Well maybe they should just be allowed to bash each other whenever they feel like it then. Seriously, don't tell me children playing with no adult interaction/control are always lovely little angels with a strong sense of fairness & decency. That is such a copout for people who cannot be bothered to get off the park bench and make sure their kid isn't being a bully.

ScareyCaligulaCorday · 09/10/2006 19:34

LOL at this thread.

I knew that allowing your children to climb up slides would spark bitter controversy.

tigermoth · 09/10/2006 19:35

I would like you, niceglasses!

GeorginaA · 09/10/2006 19:35

"Well maybe they should just be allowed to bash each other whenever they feel like it then."

LittleScarer · 09/10/2006 19:35

Indeed. Mumsnet finds another bitter dividing line:

Children climbing slides; yay or nay?

tigermoth · 09/10/2006 19:51

Sorrell you say "If you have a polite and/or easily intimidated child they find the boys (usually boys IME) climbing up the slide quite intimidating so wait forever at the top for them to finish their fun, or if they aren't easily intimidated they slide down and bump into them"

Ok, parental guidance needed if a bottleneck is forming, but sliding down and bumping into child at the bottom can FUN - not always a bad thing to avoid at all costs - IME.

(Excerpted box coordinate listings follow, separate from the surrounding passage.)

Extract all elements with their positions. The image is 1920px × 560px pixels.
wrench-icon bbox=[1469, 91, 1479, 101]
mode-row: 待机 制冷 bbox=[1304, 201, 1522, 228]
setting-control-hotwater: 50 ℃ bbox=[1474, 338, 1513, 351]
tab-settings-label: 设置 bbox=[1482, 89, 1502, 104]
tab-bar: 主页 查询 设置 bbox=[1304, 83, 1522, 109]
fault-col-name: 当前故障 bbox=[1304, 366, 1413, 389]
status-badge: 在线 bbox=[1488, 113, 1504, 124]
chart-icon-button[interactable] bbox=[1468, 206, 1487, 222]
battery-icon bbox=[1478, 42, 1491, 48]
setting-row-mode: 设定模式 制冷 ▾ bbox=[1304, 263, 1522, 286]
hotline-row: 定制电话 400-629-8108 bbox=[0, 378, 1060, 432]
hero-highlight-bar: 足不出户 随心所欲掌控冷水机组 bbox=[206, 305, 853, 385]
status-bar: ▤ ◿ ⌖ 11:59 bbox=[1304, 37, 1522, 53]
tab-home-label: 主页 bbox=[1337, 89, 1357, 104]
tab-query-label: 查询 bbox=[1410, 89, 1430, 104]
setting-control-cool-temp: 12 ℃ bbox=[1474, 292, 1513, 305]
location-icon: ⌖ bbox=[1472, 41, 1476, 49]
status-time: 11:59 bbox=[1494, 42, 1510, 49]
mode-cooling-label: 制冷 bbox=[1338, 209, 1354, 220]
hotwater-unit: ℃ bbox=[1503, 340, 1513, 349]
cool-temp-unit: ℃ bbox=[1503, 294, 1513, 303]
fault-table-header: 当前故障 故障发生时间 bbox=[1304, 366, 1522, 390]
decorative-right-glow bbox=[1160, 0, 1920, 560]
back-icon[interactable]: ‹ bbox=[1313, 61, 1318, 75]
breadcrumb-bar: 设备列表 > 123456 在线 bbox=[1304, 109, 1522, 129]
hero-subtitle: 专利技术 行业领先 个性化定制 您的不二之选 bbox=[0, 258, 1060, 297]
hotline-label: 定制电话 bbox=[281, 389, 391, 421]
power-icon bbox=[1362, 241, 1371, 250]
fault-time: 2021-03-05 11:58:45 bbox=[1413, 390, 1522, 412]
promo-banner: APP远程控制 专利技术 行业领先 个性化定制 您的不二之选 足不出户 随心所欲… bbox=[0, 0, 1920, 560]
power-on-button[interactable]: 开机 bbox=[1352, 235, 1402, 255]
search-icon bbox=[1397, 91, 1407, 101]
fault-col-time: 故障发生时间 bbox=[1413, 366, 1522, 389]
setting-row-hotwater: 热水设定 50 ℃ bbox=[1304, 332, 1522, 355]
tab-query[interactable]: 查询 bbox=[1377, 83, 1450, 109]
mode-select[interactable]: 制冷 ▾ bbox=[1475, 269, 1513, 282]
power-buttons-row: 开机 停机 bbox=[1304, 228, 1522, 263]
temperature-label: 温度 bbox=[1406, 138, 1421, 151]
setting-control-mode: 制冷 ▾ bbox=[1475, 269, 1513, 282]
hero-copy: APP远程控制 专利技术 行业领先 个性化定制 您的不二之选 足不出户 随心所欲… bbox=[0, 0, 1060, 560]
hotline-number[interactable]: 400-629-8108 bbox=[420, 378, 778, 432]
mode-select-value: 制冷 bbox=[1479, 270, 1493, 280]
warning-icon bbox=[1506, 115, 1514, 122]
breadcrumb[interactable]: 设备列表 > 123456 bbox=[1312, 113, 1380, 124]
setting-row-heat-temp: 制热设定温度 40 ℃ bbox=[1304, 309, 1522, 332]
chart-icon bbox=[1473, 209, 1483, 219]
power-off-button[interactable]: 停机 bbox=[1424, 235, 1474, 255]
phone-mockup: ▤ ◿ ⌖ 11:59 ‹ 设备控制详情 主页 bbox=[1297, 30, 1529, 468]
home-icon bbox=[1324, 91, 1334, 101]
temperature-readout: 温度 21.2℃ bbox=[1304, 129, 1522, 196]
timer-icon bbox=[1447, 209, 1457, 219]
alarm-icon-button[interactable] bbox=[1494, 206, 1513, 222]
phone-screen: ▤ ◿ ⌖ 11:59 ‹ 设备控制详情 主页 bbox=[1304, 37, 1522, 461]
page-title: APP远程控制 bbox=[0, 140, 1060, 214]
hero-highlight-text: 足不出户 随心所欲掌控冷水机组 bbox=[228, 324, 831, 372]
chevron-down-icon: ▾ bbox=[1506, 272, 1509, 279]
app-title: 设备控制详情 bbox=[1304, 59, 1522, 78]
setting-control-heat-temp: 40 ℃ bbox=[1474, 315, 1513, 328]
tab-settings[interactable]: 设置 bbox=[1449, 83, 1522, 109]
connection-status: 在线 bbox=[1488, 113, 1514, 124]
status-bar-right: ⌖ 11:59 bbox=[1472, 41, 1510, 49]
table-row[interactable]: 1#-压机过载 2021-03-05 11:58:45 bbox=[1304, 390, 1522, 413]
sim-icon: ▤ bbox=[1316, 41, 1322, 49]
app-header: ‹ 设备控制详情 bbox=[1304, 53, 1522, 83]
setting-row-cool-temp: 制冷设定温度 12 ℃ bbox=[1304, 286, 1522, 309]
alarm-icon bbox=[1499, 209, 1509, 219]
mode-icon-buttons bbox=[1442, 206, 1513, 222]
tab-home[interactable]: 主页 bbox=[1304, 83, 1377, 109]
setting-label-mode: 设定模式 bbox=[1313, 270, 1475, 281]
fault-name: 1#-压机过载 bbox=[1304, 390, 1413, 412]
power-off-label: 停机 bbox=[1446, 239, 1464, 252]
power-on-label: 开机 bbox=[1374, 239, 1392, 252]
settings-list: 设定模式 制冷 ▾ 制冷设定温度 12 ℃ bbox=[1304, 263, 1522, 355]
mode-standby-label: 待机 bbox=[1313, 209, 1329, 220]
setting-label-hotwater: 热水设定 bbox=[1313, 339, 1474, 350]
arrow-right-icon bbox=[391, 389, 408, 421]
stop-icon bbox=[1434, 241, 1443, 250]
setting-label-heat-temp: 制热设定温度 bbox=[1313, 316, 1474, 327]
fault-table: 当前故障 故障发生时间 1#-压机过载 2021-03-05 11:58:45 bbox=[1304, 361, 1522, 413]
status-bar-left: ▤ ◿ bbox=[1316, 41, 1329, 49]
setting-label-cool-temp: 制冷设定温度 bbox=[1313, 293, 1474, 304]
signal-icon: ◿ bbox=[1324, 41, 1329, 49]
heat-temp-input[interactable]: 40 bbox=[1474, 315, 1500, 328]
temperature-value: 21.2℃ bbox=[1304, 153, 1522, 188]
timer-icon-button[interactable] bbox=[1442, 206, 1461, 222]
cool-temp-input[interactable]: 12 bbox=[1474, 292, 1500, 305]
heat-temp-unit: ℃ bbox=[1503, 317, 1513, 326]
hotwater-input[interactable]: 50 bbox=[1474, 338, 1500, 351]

(Hate to think what some of you would make of my 7 year old son's favourite playground game - 'army boys versus baddy girls'

Lots of screaming, chasing, running around and waving of pretend weapons. The girls seem to enjoy it as much as the boys, or if they don't like the idea, just ignore the game - my son doens't try and force anyone to play it and the girls seem very capable of holding their own.

Blandmum · 09/10/2006 19:52

TM, snap, re you sons fave game. Mine does the same. Playing war with the kissy girls, is how he puts it

They learn so young

tigermoth · 09/10/2006 19:55

MB

Lact8 · 09/10/2006 19:58

I've got a nine year old who goes to the park on his own (!), with his wooden sword and he has battles with the girls. I don't hover around him ordering him how to play.

But I take ds2, preschool, during the day when the older children aren't there and it's just kids of his own age so he learns how to play with them. Parks are a great way for them to understand about taking turns. ANd it's a PITA when someone is letting their child have free rein of everything and not take turns etc.

THere's a huge diference between offering a bit of guidance about social niceties and dictating how they play.

mymama · 09/10/2006 20:10

I don't think it really matters unless other children using slide, then I think they should use it the way it was meant to be used. This was my approach until ds1 started school this year and gets written down in the "behaviour" book for "rough" play on the play equipment eg climbing up slide.